Rencontre croisée avec Stephen Carrière, l’éditeur, et Abigail Auperin, la photographe qui apporte une tonalité si particulière à cet oeuvre où désir et esthétique cinématographique voisinent en toute élégance. 

© Ed Alcock

Comment est né ce projet, ambitieux, de recueil de nouvelles érotiques mises en scène ? 
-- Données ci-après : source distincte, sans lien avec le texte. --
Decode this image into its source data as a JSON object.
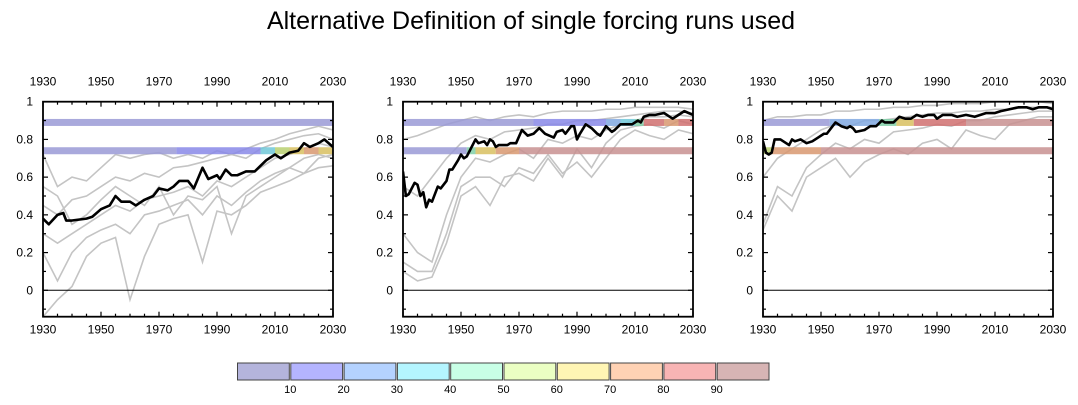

Stephen : Hold-up 21 est né d’une discussion avec nos autrices sur plus de dix ans d’édition. Nous avons la chance d’avoir ouvert une large part de notre catalogue à la recherche de nouvelles voix féministes deux ans avant meetoo. Cela nous a offert une crédibilité et la possibilité d’accueillir des paroles divergentes au sein de ce combat. Aussi variés soient les courants représentés, nos autrices ont fréquemment exprimé la crainte d’une sorte de dommage collatéral : l’abandon des sujets du désir, du plaisir, de la jouissance féminine au profit de domaines plus mercantiles comme la dark romance ou des films bien peu recommandables célébrant une sexualité prédatrice. Le projet s’est donc monté comme un défi : réunir une équipe de braqueuses et faire un casse pour ramener le butin de l’érotisme féminin dans le camp de l’art et du féminisme. Un hold-up en somme.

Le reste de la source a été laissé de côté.